Human social learning is related to ____________________, ____________________,
____________________, ____________________, and feelings of
____________________.
15. The structure and development of the individual’s thought processes and the way
those thought processes affect the person’s understanding of the world are the focus of
____________________ theory. A major pioneer of this theory is
____________________.
16. In Piaget’s first stage of development, the ____________________ stage, children
experience the world through their senses and motor abilities. This stage occurs
between birth and age ____________________.
17. According to Piaget, during the preschool years (up to age
_____________________), children are in the ____________________ stage. A
hallmark of this stage is that children begin to think ____________________. Another
hallmark is that sometimes the child’s thinking is ____________________, or focused
on seeing the world solely from his or her own perspective.
18. Piaget believed that children begin to think logically in a consistent way at about
____________________ years of age. At this time, they enter the _______________
_______________ stage.
19. In Piaget’s final stage, the ____________________ stage, reasoning expands from
the purely concrete to encompass ____________________ thinking. Piaget believed
most children enter this stage by age ____________________.

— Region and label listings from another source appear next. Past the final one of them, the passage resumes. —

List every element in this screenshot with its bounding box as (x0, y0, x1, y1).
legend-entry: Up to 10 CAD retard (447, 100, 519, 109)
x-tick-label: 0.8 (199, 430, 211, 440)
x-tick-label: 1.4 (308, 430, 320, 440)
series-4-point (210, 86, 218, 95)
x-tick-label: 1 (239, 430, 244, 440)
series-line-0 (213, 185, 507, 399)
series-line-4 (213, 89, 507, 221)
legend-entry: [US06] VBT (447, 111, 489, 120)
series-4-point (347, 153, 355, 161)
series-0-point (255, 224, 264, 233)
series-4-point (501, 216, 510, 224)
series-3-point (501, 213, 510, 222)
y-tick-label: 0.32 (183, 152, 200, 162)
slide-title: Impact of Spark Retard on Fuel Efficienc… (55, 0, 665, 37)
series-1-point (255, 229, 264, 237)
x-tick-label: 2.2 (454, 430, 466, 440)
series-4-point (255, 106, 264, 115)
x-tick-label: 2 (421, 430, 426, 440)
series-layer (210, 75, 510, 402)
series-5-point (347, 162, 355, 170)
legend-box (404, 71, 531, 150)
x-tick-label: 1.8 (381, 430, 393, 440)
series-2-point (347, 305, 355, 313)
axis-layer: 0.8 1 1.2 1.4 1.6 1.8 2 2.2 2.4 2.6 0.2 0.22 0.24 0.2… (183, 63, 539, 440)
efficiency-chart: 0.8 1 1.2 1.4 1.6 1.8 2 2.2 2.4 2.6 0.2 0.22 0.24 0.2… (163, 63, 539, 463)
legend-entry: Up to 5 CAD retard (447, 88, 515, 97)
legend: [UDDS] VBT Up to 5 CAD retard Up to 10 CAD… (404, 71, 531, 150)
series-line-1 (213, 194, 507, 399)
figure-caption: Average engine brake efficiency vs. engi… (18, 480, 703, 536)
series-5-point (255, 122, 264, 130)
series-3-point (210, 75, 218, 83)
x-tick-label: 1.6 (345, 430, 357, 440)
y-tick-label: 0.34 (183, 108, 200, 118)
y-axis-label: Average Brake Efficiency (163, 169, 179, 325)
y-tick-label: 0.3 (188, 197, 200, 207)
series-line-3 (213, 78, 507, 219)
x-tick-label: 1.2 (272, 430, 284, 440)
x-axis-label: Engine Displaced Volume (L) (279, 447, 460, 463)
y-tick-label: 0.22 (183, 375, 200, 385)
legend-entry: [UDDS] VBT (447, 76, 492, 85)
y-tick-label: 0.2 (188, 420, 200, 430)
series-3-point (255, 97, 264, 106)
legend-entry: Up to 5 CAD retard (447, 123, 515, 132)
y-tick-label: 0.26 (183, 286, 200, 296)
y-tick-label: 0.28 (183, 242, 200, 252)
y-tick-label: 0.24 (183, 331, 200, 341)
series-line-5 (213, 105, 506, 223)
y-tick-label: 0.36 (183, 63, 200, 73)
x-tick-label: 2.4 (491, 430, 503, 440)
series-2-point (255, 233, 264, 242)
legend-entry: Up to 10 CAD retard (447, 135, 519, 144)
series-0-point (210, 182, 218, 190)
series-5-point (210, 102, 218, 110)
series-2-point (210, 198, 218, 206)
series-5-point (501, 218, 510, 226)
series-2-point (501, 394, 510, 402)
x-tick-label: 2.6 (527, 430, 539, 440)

20. According to Piaget, cognitive development is guided by the need to maintain a
state of mental balance, called __________________________________________.
21. When new experiences challenge existing understanding, creating a kind of
imbalance, the individual experiences _______________________________, which
eventually leads to mental growth.
22. According to Piaget, people adapt to new experiences either by reinterpreting them
to fit into, or _____________________ with, old ideas. Some new experiences force
people to revamp old ideas so that they can ____________________ new experiences.